三十六・決意
一方その頃——勇者一行
カイラナとの戦闘を終えた翌日。
勇者たちは王都に戻ってきたものの、誰一人として安堵する者はいなかった。
——なぜなら、彼らは”勝った”のではない。
“生かされた”に過ぎないのだから。
仮眠を取り、ようやく話し合いの場についたものの、誰も言葉を発しない。
重苦しい空気だけが、そこにあった。
「……僕たちは負けた……それも完敗だった。何一つ出来なかった。」
長い沈黙を破り、勇者・蓮が重い口を開く。
誰もがわかっていたこと。
それでも、その事実を言葉にするのは、あまりに苦しかった。
部屋には、再び沈黙が訪れる。
それを破ったのは、剣士・駿だった。
「あぁ……俺たちは奴の相手になっていなかった。
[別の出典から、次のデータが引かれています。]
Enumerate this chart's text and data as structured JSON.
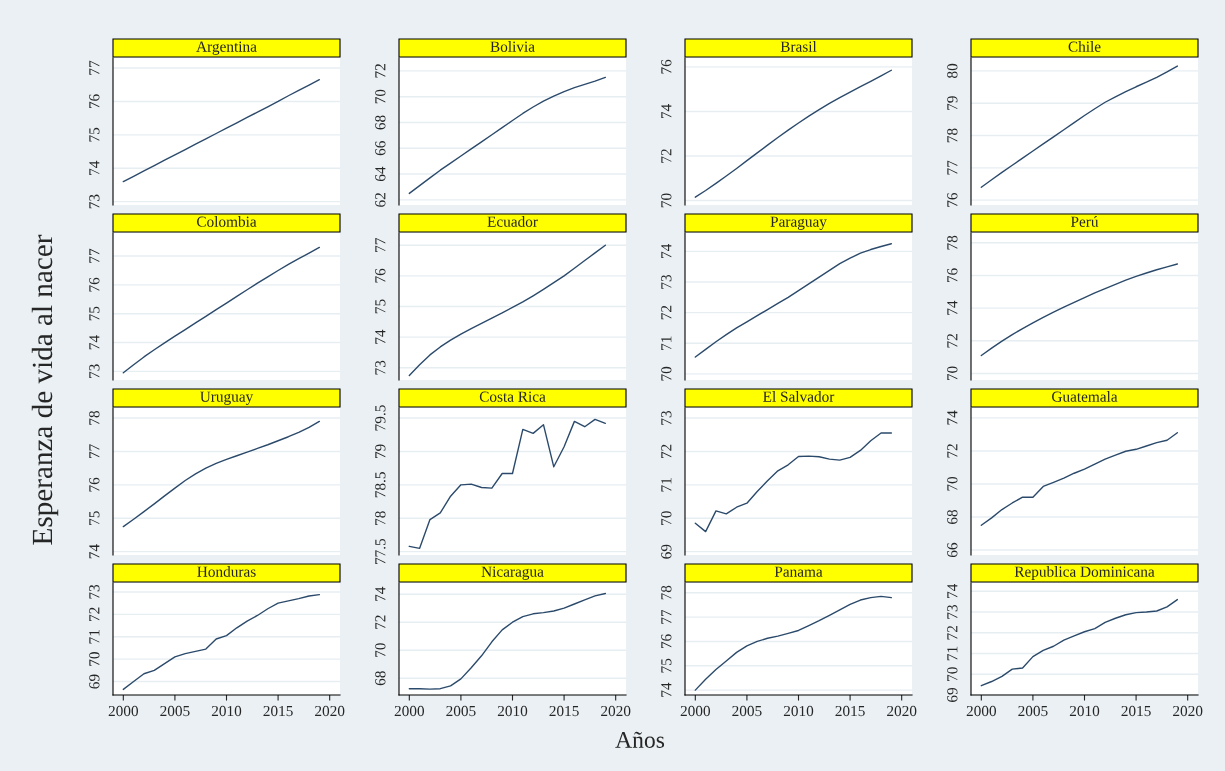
{
  "chart_data": [
    {
      "type": "line",
      "title": "Argentina",
      "ylabel": "Esperanza de vida al nacer",
      "annotations": [
        "Años"
      ],
      "x": [
        2000,
        2001,
        2002,
        2003,
        2004,
        2005,
        2006,
        2007,
        2008,
        2009,
        2010,
        2011,
        2012,
        2013,
        2014,
        2015,
        2016,
        2017,
        2018,
        2019
      ],
      "series": [
        {
          "color": "#2b4a6b",
          "values": [
            73.6,
            73.76,
            73.92,
            74.08,
            74.24,
            74.4,
            74.56,
            74.72,
            74.88,
            75.04,
            75.2,
            75.36,
            75.52,
            75.68,
            75.84,
            76.0,
            76.17,
            76.33,
            76.49,
            76.65
          ]
        }
      ],
      "xlim": [
        1999,
        2021
      ],
      "xticks": [
        2000,
        2005,
        2010,
        2015,
        2020
      ],
      "ylim": [
        72.9,
        77.3
      ],
      "yticks": [
        73,
        74,
        75,
        76,
        77
      ],
      "grid": "y",
      "tick_labels": "y"
    },
    {
      "type": "line",
      "title": "Bolivia",
      "x": [
        2000,
        2001,
        2002,
        2003,
        2004,
        2005,
        2006,
        2007,
        2008,
        2009,
        2010,
        2011,
        2012,
        2013,
        2014,
        2015,
        2016,
        2017,
        2018,
        2019
      ],
      "series": [
        {
          "color": "#2b4a6b",
          "values": [
            62.5,
            63.1,
            63.7,
            64.3,
            64.85,
            65.4,
            65.95,
            66.5,
            67.05,
            67.6,
            68.15,
            68.7,
            69.2,
            69.65,
            70.05,
            70.4,
            70.7,
            70.95,
            71.2,
            71.5
          ]
        }
      ],
      "xlim": [
        1999,
        2021
      ],
      "xticks": [
        2000,
        2005,
        2010,
        2015,
        2020
      ],
      "ylim": [
        61.6,
        73.0
      ],
      "yticks": [
        62,
        64,
        66,
        68,
        70,
        72
      ],
      "grid": "y",
      "tick_labels": "y"
    },
    {
      "type": "line",
      "title": "Brasil",
      "x": [
        2000,
        2001,
        2002,
        2003,
        2004,
        2005,
        2006,
        2007,
        2008,
        2009,
        2010,
        2011,
        2012,
        2013,
        2014,
        2015,
        2016,
        2017,
        2018,
        2019
      ],
      "series": [
        {
          "color": "#2b4a6b",
          "values": [
            70.15,
            70.45,
            70.77,
            71.1,
            71.44,
            71.79,
            72.14,
            72.49,
            72.83,
            73.16,
            73.48,
            73.79,
            74.08,
            74.36,
            74.62,
            74.87,
            75.11,
            75.35,
            75.6,
            75.85
          ]
        }
      ],
      "xlim": [
        1999,
        2021
      ],
      "xticks": [
        2000,
        2005,
        2010,
        2015,
        2020
      ],
      "ylim": [
        69.8,
        76.4
      ],
      "yticks": [
        70,
        72,
        74,
        76
      ],
      "grid": "y",
      "tick_labels": "y"
    },
    {
      "type": "line",
      "title": "Chile",
      "x": [
        2000,
        2001,
        2002,
        2003,
        2004,
        2005,
        2006,
        2007,
        2008,
        2009,
        2010,
        2011,
        2012,
        2013,
        2014,
        2015,
        2016,
        2017,
        2018,
        2019
      ],
      "series": [
        {
          "color": "#2b4a6b",
          "values": [
            76.4,
            76.63,
            76.86,
            77.08,
            77.3,
            77.52,
            77.74,
            77.96,
            78.18,
            78.4,
            78.62,
            78.83,
            79.03,
            79.2,
            79.36,
            79.51,
            79.65,
            79.8,
            79.97,
            80.15
          ]
        }
      ],
      "xlim": [
        1999,
        2021
      ],
      "xticks": [
        2000,
        2005,
        2010,
        2015,
        2020
      ],
      "ylim": [
        75.85,
        80.4
      ],
      "yticks": [
        76,
        77,
        78,
        79,
        80
      ],
      "grid": "y",
      "tick_labels": "y"
    },
    {
      "type": "line",
      "title": "Colombia",
      "x": [
        2000,
        2001,
        2002,
        2003,
        2004,
        2005,
        2006,
        2007,
        2008,
        2009,
        2010,
        2011,
        2012,
        2013,
        2014,
        2015,
        2016,
        2017,
        2018,
        2019
      ],
      "series": [
        {
          "color": "#2b4a6b",
          "values": [
            72.95,
            73.23,
            73.5,
            73.75,
            73.99,
            74.22,
            74.45,
            74.68,
            74.91,
            75.14,
            75.37,
            75.6,
            75.83,
            76.06,
            76.28,
            76.5,
            76.71,
            76.91,
            77.1,
            77.3
          ]
        }
      ],
      "xlim": [
        1999,
        2021
      ],
      "xticks": [
        2000,
        2005,
        2010,
        2015,
        2020
      ],
      "ylim": [
        72.7,
        77.8
      ],
      "yticks": [
        73,
        74,
        75,
        76,
        77
      ],
      "grid": "y",
      "tick_labels": "y"
    },
    {
      "type": "line",
      "title": "Ecuador",
      "x": [
        2000,
        2001,
        2002,
        2003,
        2004,
        2005,
        2006,
        2007,
        2008,
        2009,
        2010,
        2011,
        2012,
        2013,
        2014,
        2015,
        2016,
        2017,
        2018,
        2019
      ],
      "series": [
        {
          "color": "#2b4a6b",
          "values": [
            72.75,
            73.1,
            73.42,
            73.68,
            73.9,
            74.1,
            74.28,
            74.45,
            74.62,
            74.79,
            74.97,
            75.15,
            75.35,
            75.56,
            75.78,
            76.0,
            76.25,
            76.5,
            76.75,
            77.0
          ]
        }
      ],
      "xlim": [
        1999,
        2021
      ],
      "xticks": [
        2000,
        2005,
        2010,
        2015,
        2020
      ],
      "ylim": [
        72.6,
        77.4
      ],
      "yticks": [
        73,
        74,
        75,
        76,
        77
      ],
      "grid": "y",
      "tick_labels": "y"
    },
    {
      "type": "line",
      "title": "Paraguay",
      "x": [
        2000,
        2001,
        2002,
        2003,
        2004,
        2005,
        2006,
        2007,
        2008,
        2009,
        2010,
        2011,
        2012,
        2013,
        2014,
        2015,
        2016,
        2017,
        2018,
        2019
      ],
      "series": [
        {
          "color": "#2b4a6b",
          "values": [
            70.55,
            70.8,
            71.05,
            71.28,
            71.5,
            71.7,
            71.9,
            72.1,
            72.3,
            72.5,
            72.72,
            72.94,
            73.16,
            73.38,
            73.6,
            73.78,
            73.94,
            74.06,
            74.16,
            74.25
          ]
        }
      ],
      "xlim": [
        1999,
        2021
      ],
      "xticks": [
        2000,
        2005,
        2010,
        2015,
        2020
      ],
      "ylim": [
        69.8,
        74.6
      ],
      "yticks": [
        70,
        71,
        72,
        73,
        74
      ],
      "grid": "y",
      "tick_labels": "y"
    },
    {
      "type": "line",
      "title": "Perú",
      "x": [
        2000,
        2001,
        2002,
        2003,
        2004,
        2005,
        2006,
        2007,
        2008,
        2009,
        2010,
        2011,
        2012,
        2013,
        2014,
        2015,
        2016,
        2017,
        2018,
        2019
      ],
      "series": [
        {
          "color": "#2b4a6b",
          "values": [
            71.1,
            71.55,
            71.98,
            72.38,
            72.75,
            73.1,
            73.43,
            73.75,
            74.06,
            74.36,
            74.65,
            74.93,
            75.2,
            75.46,
            75.71,
            75.94,
            76.15,
            76.35,
            76.53,
            76.7
          ]
        }
      ],
      "xlim": [
        1999,
        2021
      ],
      "xticks": [
        2000,
        2005,
        2010,
        2015,
        2020
      ],
      "ylim": [
        69.6,
        78.6
      ],
      "yticks": [
        70,
        72,
        74,
        76,
        78
      ],
      "grid": "y",
      "tick_labels": "y"
    },
    {
      "type": "line",
      "title": "Uruguay",
      "x": [
        2000,
        2001,
        2002,
        2003,
        2004,
        2005,
        2006,
        2007,
        2008,
        2009,
        2010,
        2011,
        2012,
        2013,
        2014,
        2015,
        2016,
        2017,
        2018,
        2019
      ],
      "series": [
        {
          "color": "#2b4a6b",
          "values": [
            74.75,
            74.97,
            75.2,
            75.43,
            75.67,
            75.9,
            76.13,
            76.33,
            76.5,
            76.64,
            76.76,
            76.87,
            76.98,
            77.09,
            77.2,
            77.32,
            77.44,
            77.57,
            77.72,
            77.9
          ]
        }
      ],
      "xlim": [
        1999,
        2021
      ],
      "xticks": [
        2000,
        2005,
        2010,
        2015,
        2020
      ],
      "ylim": [
        73.9,
        78.3
      ],
      "yticks": [
        74,
        75,
        76,
        77,
        78
      ],
      "grid": "y",
      "tick_labels": "y"
    },
    {
      "type": "line",
      "title": "Costa Rica",
      "x": [
        2000,
        2001,
        2002,
        2003,
        2004,
        2005,
        2006,
        2007,
        2008,
        2009,
        2010,
        2011,
        2012,
        2013,
        2014,
        2015,
        2016,
        2017,
        2018,
        2019
      ],
      "series": [
        {
          "color": "#2b4a6b",
          "values": [
            77.58,
            77.55,
            77.98,
            78.08,
            78.33,
            78.5,
            78.51,
            78.46,
            78.45,
            78.67,
            78.67,
            79.33,
            79.27,
            79.4,
            78.77,
            79.07,
            79.45,
            79.37,
            79.48,
            79.42
          ]
        }
      ],
      "xlim": [
        1999,
        2021
      ],
      "xticks": [
        2000,
        2005,
        2010,
        2015,
        2020
      ],
      "ylim": [
        77.45,
        79.65
      ],
      "yticks": [
        77.5,
        78,
        78.5,
        79,
        79.5
      ],
      "grid": "y",
      "tick_labels": "y"
    },
    {
      "type": "line",
      "title": "El Salvador",
      "x": [
        2000,
        2001,
        2002,
        2003,
        2004,
        2005,
        2006,
        2007,
        2008,
        2009,
        2010,
        2011,
        2012,
        2013,
        2014,
        2015,
        2016,
        2017,
        2018,
        2019
      ],
      "series": [
        {
          "color": "#2b4a6b",
          "values": [
            69.85,
            69.6,
            70.22,
            70.13,
            70.33,
            70.45,
            70.8,
            71.12,
            71.42,
            71.6,
            71.85,
            71.86,
            71.84,
            71.77,
            71.74,
            71.82,
            72.03,
            72.32,
            72.55,
            72.55
          ]
        }
      ],
      "xlim": [
        1999,
        2021
      ],
      "xticks": [
        2000,
        2005,
        2010,
        2015,
        2020
      ],
      "ylim": [
        68.9,
        73.3
      ],
      "yticks": [
        69,
        70,
        71,
        72,
        73
      ],
      "grid": "y",
      "tick_labels": "y"
    },
    {
      "type": "line",
      "title": "Guatemala",
      "x": [
        2000,
        2001,
        2002,
        2003,
        2004,
        2005,
        2006,
        2007,
        2008,
        2009,
        2010,
        2011,
        2012,
        2013,
        2014,
        2015,
        2016,
        2017,
        2018,
        2019
      ],
      "series": [
        {
          "color": "#2b4a6b",
          "values": [
            67.5,
            67.95,
            68.45,
            68.85,
            69.2,
            69.2,
            69.85,
            70.1,
            70.35,
            70.65,
            70.9,
            71.2,
            71.5,
            71.75,
            71.98,
            72.1,
            72.3,
            72.5,
            72.65,
            73.1
          ]
        }
      ],
      "xlim": [
        1999,
        2021
      ],
      "xticks": [
        2000,
        2005,
        2010,
        2015,
        2020
      ],
      "ylim": [
        65.7,
        74.6
      ],
      "yticks": [
        66,
        68,
        70,
        72,
        74
      ],
      "grid": "y",
      "tick_labels": "y"
    },
    {
      "type": "line",
      "title": "Honduras",
      "x": [
        2000,
        2001,
        2002,
        2003,
        2004,
        2005,
        2006,
        2007,
        2008,
        2009,
        2010,
        2011,
        2012,
        2013,
        2014,
        2015,
        2016,
        2017,
        2018,
        2019
      ],
      "series": [
        {
          "color": "#2b4a6b",
          "values": [
            68.65,
            69.0,
            69.35,
            69.5,
            69.8,
            70.1,
            70.25,
            70.35,
            70.45,
            70.9,
            71.05,
            71.4,
            71.7,
            71.95,
            72.25,
            72.5,
            72.6,
            72.7,
            72.82,
            72.88
          ]
        }
      ],
      "xlim": [
        1999,
        2021
      ],
      "xticks": [
        2000,
        2005,
        2010,
        2015,
        2020
      ],
      "ylim": [
        68.4,
        73.4
      ],
      "yticks": [
        69,
        70,
        71,
        72,
        73
      ],
      "grid": "y"
    },
    {
      "type": "line",
      "title": "Nicaragua",
      "x": [
        2000,
        2001,
        2002,
        2003,
        2004,
        2005,
        2006,
        2007,
        2008,
        2009,
        2010,
        2011,
        2012,
        2013,
        2014,
        2015,
        2016,
        2017,
        2018,
        2019
      ],
      "series": [
        {
          "color": "#2b4a6b",
          "values": [
            67.25,
            67.25,
            67.22,
            67.25,
            67.45,
            67.95,
            68.75,
            69.6,
            70.6,
            71.45,
            72.0,
            72.4,
            72.6,
            72.68,
            72.8,
            73.0,
            73.3,
            73.6,
            73.88,
            74.05
          ]
        }
      ],
      "xlim": [
        1999,
        2021
      ],
      "xticks": [
        2000,
        2005,
        2010,
        2015,
        2020
      ],
      "ylim": [
        66.8,
        74.8
      ],
      "yticks": [
        68,
        70,
        72,
        74
      ],
      "grid": "y"
    },
    {
      "type": "line",
      "title": "Panama",
      "x": [
        2000,
        2001,
        2002,
        2003,
        2004,
        2005,
        2006,
        2007,
        2008,
        2009,
        2010,
        2011,
        2012,
        2013,
        2014,
        2015,
        2016,
        2017,
        2018,
        2019
      ],
      "series": [
        {
          "color": "#2b4a6b",
          "values": [
            74.0,
            74.45,
            74.85,
            75.2,
            75.55,
            75.82,
            76.0,
            76.13,
            76.22,
            76.33,
            76.45,
            76.65,
            76.85,
            77.07,
            77.3,
            77.52,
            77.7,
            77.8,
            77.85,
            77.8
          ]
        }
      ],
      "xlim": [
        1999,
        2021
      ],
      "xticks": [
        2000,
        2005,
        2010,
        2015,
        2020
      ],
      "ylim": [
        73.8,
        78.4
      ],
      "yticks": [
        74,
        75,
        76,
        77,
        78
      ],
      "grid": "y"
    },
    {
      "type": "line",
      "title": "Republica Dominicana",
      "x": [
        2000,
        2001,
        2002,
        2003,
        2004,
        2005,
        2006,
        2007,
        2008,
        2009,
        2010,
        2011,
        2012,
        2013,
        2014,
        2015,
        2016,
        2017,
        2018,
        2019
      ],
      "series": [
        {
          "color": "#2b4a6b",
          "values": [
            69.45,
            69.65,
            69.9,
            70.25,
            70.3,
            70.85,
            71.15,
            71.35,
            71.65,
            71.85,
            72.05,
            72.2,
            72.5,
            72.7,
            72.87,
            72.97,
            73.0,
            73.05,
            73.25,
            73.6
          ]
        }
      ],
      "xlim": [
        1999,
        2021
      ],
      "xticks": [
        2000,
        2005,
        2010,
        2015,
        2020
      ],
      "ylim": [
        69.0,
        74.4
      ],
      "yticks": [
        69,
        70,
        71,
        72,
        73,
        74
      ],
      "grid": "y"
    }
  ]
}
」
その言葉は、単なる敗北宣言ではなかった。
「“戦った”ですらなかった——ただ”弄ばれた”んだ。」
駿の拳が震える。
蓮も、他の仲間も、深くうなずいた。
——確かに、そうだった。
カイラナとの戦闘は、“戦い”ではなかった。
彼らが必死に攻撃を仕掛けても、すべて無駄だった。
全力で剣を振るい、魔法を放っても——それはただの”じゃれ合い”に過ぎなかったのだ。
カイラナが”本気で殺す”と決めていたなら、今頃この場にいる者は誰一人として生きていなかった。
「クソ……!」
駿が悔しげに机を殴る。
その感情は、皆同じだった。
何の成果も得られず、ただ敗北を刻みつけられた。
魔王討伐どころか、幹部一人にすら敵わない。
このままでは、次に遭遇した時、確実に殺される。
「私たちは”勇者一行”だよ……でも、今のままじゃ、勇者でもなんでもない。ただの”魔王軍の足元に転がる小石”だよ……!」
朱莉が口を開く。
その声には、怒りも、悔しさも、そして何より”無力感”が滲んでいた。
誰も反論できなかった。
全員が、それを痛いほど理解していたからだ。
認めたくはなかった。
しかし、朱莉の言う通りだった。
——あの戦い。
自分たちが、カイラナにとって”脅威ですらなかった”という現実。
それが、何よりも悔しかった。
勇者・蓮は、震える手をゆっくりと握りしめる。
「……次はない。」
力のない声だった。
「もし次にカイラナと戦うことになったら……僕たちは、間違いなく殺される。」
それは事実だった。
昨日はたまたま生き延びたに過ぎない。
もしカイラナの気が変わっていたら?
もし彼女が本気で殺しにきていたら?
——今、この場にいる者は誰一人として生きていなかった。
「魔王軍幹部の”一人”にすら敵わない僕たちが……魔王を討てるはずがない。」
言葉を発しながら、蓮の胸に鋭い痛みが走る。
勇者とは何だ?
自分は何のために選ばれた?
このままでは——
「でも……だからこそ、僕はここで止まらない。」
蓮は拳を握りしめたまま、強く言った。
「このままじゃ、何も変わらない。このままじゃ、僕たちはただ”殺されるだけの存在”で終わる。」
視線を上げ、仲間たちを見渡す。
「だから……僕は強くなる。どんな手を使ってでも、どれだけ苦しくても。“勝てる力”を手に入れる。」
その言葉に——
勇者一行の全員が、静かに、しかし力強く頷いた。
「あぁ……! もっと強くなろう!」
駿が顔を上げ、決意を込めた声を発する。
「そうだね……誰にも負けないくらいに!」
朱莉も賛同するように、瞳に力を宿して言った。
「私も……もっと皆を護れるようになりたい……!」
未来が、搾り出すような声で、それでもはっきりと決意を口にする。
「えぇ……私もそう思います。」
和真が冷静にメガネを押し上げながら、静かに言った。
「あたりまェだァ……こんなとこで死ねっかよ。」
豹牙がふてぶてしい態度で言い放つ。だが、その目は誰よりも真剣だった。
彼らは誓った。
このままでは終わらない。次は絶対に負けない。
強くなる。死に物狂いで——。
蓮は仲間たちを見渡し、力強く言った。
「——よし。覚悟を決めよう。ここからは”修行”だ。」
「僕たちは、生き残るために。“勝つために”、強くなるんだ。」
勇者一行の決意が、一つになった瞬間だった。